Commercial office vacancy in Cairns has dropped to its lowest point in six years, sitting at roughly 8.2 percent across the CBD as of the June 2026 quarter — and landlords are using that leverage. Prime-grade space along Shields Street and Lake Street, long the spine of the city's professional services district, is now commanding face rents above $420 per square metre annually, a figure that would have seemed ambitious as recently as late 2023.
The timing matters because the broader Australian property story is shifting fast. Nationally, residential cooling is pushing capital toward commercial assets, and Cairns — with its international airport, growing health sector and proximity to the Indo-Pacific trade corridor — is increasingly on the radar of southern and overseas investors who previously ignored it. That capital inflow is putting upward pressure on yields and, consequently, on what tenants pay.

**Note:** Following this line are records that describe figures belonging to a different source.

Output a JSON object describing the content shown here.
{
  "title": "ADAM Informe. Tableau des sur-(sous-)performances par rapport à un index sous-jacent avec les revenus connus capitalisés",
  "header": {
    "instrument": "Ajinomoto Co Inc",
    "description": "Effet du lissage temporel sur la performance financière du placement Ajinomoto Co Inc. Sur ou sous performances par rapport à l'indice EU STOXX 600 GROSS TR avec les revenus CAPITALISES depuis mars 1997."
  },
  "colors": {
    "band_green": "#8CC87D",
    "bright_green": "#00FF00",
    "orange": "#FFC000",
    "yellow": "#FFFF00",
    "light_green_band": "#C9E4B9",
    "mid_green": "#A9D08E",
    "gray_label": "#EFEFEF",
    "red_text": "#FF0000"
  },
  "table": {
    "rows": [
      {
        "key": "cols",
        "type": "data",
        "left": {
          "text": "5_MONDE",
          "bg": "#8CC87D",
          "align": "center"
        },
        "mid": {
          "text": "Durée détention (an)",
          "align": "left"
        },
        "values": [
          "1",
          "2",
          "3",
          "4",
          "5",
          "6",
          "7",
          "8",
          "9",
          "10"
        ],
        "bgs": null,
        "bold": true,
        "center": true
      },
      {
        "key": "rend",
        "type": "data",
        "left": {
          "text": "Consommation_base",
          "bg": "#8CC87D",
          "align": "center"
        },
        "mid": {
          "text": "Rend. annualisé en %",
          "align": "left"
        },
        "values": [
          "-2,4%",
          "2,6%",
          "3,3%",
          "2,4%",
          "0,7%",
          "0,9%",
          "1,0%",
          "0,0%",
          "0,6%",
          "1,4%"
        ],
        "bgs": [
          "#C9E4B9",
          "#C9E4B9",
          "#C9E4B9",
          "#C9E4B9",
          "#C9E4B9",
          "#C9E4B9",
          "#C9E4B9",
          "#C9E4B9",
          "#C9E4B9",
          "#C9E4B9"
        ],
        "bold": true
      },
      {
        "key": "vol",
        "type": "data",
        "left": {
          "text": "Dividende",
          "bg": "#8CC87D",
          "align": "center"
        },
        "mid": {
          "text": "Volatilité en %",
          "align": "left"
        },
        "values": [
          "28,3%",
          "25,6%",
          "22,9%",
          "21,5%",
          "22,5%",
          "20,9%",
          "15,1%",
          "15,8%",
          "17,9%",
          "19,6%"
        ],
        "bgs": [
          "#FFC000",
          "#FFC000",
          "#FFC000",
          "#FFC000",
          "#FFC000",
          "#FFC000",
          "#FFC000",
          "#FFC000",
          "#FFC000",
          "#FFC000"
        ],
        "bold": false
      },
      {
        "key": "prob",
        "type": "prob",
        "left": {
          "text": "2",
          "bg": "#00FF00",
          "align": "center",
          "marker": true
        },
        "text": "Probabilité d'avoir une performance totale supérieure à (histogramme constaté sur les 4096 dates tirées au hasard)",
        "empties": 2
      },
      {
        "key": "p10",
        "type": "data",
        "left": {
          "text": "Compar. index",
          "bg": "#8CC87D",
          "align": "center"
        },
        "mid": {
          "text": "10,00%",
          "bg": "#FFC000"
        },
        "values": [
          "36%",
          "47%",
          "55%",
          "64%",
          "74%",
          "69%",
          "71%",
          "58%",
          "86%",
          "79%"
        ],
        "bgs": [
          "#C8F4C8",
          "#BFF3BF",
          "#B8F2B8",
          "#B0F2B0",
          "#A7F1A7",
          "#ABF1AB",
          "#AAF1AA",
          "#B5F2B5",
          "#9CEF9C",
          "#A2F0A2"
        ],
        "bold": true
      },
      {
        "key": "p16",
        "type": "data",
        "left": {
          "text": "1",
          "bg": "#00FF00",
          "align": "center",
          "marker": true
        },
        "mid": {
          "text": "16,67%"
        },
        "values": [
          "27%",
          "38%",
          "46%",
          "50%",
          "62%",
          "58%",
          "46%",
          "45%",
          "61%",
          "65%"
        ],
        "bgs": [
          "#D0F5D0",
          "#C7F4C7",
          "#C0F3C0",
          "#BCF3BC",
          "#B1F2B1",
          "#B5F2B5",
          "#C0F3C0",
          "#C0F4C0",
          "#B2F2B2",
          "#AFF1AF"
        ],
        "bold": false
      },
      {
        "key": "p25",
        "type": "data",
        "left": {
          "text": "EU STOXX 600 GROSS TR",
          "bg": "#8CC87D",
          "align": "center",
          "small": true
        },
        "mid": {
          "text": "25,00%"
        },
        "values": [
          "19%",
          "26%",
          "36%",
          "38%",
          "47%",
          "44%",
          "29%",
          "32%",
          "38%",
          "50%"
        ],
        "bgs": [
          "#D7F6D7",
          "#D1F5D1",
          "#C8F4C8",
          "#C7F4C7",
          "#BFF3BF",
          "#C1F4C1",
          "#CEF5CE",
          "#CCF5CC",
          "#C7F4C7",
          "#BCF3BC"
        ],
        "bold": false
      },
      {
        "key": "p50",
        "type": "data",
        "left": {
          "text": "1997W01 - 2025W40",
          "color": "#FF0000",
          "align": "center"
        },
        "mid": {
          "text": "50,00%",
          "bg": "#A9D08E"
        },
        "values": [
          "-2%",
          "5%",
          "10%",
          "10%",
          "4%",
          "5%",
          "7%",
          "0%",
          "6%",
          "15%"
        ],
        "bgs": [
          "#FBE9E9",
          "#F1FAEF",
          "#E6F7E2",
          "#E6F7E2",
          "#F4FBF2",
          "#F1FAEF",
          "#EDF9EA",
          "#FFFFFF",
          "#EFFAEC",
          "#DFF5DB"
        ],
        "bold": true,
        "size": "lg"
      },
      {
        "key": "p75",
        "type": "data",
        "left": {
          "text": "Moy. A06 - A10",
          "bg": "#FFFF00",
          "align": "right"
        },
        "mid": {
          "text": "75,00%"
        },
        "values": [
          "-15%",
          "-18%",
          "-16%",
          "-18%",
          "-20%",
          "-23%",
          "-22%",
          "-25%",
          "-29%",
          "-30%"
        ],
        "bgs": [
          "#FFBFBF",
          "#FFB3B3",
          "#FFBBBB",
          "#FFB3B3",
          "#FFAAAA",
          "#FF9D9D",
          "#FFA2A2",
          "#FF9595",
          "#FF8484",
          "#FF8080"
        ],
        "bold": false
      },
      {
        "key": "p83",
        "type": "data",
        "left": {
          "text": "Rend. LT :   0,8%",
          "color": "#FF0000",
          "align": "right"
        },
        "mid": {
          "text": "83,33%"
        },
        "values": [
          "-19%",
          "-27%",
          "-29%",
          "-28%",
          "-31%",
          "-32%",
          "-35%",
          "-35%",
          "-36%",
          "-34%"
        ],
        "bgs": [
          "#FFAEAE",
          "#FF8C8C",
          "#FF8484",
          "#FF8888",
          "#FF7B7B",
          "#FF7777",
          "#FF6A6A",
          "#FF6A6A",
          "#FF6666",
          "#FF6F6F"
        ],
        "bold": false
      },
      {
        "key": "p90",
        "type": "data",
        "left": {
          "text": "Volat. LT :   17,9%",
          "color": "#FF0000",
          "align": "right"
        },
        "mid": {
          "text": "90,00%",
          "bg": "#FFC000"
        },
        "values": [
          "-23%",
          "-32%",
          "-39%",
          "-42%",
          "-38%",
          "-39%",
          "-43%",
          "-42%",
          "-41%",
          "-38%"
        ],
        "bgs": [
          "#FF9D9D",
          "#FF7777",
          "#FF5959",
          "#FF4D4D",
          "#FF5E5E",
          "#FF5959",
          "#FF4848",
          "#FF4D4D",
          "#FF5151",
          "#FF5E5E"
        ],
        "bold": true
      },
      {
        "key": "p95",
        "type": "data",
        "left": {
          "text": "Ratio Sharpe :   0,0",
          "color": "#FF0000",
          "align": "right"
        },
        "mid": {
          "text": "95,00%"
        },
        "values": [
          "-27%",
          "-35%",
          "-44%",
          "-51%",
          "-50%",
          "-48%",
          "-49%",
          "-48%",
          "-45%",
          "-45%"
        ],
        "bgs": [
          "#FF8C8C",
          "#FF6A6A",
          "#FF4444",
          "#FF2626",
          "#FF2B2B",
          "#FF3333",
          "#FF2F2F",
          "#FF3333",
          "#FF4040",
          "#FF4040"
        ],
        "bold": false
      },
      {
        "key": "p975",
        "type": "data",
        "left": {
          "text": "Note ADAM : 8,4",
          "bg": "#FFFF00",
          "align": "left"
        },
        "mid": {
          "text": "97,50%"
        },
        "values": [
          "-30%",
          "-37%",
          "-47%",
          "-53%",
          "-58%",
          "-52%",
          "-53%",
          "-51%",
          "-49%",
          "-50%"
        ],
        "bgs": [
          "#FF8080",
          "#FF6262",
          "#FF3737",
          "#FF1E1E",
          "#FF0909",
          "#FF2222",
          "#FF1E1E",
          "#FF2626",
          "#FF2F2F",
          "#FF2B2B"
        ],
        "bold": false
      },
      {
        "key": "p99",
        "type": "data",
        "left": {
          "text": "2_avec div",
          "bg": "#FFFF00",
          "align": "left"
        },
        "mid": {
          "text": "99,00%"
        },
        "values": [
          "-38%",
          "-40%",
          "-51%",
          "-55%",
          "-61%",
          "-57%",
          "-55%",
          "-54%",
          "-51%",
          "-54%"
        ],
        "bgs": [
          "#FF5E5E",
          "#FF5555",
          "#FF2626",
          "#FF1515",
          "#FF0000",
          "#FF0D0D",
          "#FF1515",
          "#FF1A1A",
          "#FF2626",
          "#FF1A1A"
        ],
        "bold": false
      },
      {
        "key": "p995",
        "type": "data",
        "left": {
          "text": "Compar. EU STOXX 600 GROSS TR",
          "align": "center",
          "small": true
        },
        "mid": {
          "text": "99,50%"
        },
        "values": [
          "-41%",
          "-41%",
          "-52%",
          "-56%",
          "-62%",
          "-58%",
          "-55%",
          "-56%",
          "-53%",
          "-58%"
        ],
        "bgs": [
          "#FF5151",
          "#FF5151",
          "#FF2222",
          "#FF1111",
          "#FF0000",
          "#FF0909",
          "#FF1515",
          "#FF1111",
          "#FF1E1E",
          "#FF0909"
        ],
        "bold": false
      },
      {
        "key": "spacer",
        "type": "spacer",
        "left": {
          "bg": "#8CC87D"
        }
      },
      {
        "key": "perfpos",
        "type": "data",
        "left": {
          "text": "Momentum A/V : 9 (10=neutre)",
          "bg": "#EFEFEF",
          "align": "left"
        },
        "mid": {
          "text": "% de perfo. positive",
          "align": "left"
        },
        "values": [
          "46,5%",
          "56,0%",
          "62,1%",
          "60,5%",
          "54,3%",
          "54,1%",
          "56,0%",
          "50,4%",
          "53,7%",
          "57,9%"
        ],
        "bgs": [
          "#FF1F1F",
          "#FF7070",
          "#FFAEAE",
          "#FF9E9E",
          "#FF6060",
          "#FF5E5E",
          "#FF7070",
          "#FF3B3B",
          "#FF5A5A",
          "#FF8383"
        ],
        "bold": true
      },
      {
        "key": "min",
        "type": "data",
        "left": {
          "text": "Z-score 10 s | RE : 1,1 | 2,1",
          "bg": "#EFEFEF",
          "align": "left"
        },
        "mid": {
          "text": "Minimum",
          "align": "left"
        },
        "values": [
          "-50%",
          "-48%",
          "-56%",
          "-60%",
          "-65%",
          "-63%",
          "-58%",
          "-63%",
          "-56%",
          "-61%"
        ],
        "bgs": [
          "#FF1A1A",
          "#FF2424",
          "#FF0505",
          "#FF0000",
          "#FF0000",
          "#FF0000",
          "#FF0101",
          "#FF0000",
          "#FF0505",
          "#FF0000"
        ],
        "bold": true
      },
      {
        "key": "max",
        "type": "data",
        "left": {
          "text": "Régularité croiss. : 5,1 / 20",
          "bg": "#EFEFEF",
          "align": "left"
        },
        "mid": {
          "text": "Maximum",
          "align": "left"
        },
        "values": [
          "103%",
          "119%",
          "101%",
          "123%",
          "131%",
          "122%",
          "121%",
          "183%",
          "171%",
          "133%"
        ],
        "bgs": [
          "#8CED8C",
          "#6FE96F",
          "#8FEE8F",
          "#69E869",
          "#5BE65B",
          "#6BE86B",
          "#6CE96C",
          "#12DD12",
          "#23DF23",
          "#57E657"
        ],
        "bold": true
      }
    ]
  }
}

Where the Pressure Is Being Felt
The tightest pocket right now is the Cairns City Heart precinct, roughly bounded by Spence Street to the north and Aplin Street to the south. Buildings like the Cairns Corporate Tower on Abbott Street are sitting at near-full occupancy, with several tenants reportedly on holdover arrangements because they cannot find comparable space to move into. The Cairns Chamber of Commerce flagged the supply constraint at its May industry briefing, noting that no significant new A-grade stock is scheduled for delivery before mid-2028.
Suburban fringe locations are seeing spillover demand as a result. Portsmith and Woree, traditionally home to trade and logistics operators, are attracting professional services firms priced out of the CBD. Net face rents in those precincts are running between $210 and $265 per square metre — still materially cheaper than the city core, though incentive packages have thinned considerably over the past 18 months. Landlords who were offering four to six months rent-free on a five-year deal in early 2024 are now offering two months or less.
Nationally, the race for industrial land to house AI datacentre infrastructure is adding another variable. Experts have warned that aggressive datacentre development across Australian capitals will crowd out logistics and light-industrial sites, and while Cairns is not a primary datacentre market, the knock-on effect — fewer available sheds, rising land values in industrial corridors — is already detectable in Portsmith lease inquiries.
What Businesses Should Do Before Year's End
Any business with a lease expiry before December 2027 should be in conversations with its agent now, not in six months. The negotiating window is compressing. Tenants who wait until their lease is within 12 months of expiry will find landlords far less willing to deal on incentives or make good provisions.
Businesses considering downsizing to flexible or co-working arrangements should assess options at established providers in the CBD — spaces around the Cairns Central precinct and along Grafton Street have expanded their offerings — but should not assume that shared workspace is always cheaper on a per-seat basis once fit-out, IT and ancillary costs are factored in. For teams of more than 15 people, a conventional lease almost always pencils out better.
Buyers, meanwhile, are watching strata office opportunities. Several smaller suites in mixed-use buildings near the Esplanade have transacted in the $6,500 to $7,200 per square metre range in the first half of 2026, reflecting investor appetite for assets with long, secure tenancies. Owner-occupiers with the balance sheet to buy rather than lease are worth considering that option seriously before the Reserve Bank's next rate decision cycle shifts conditions again.
The Cairns Regional Council's economic development unit has a commercial property advisory service available to local businesses, accessible through the council's business hub on Sheridan Street. It is a free starting point for any operator trying to read the market before committing to a lease or purchase.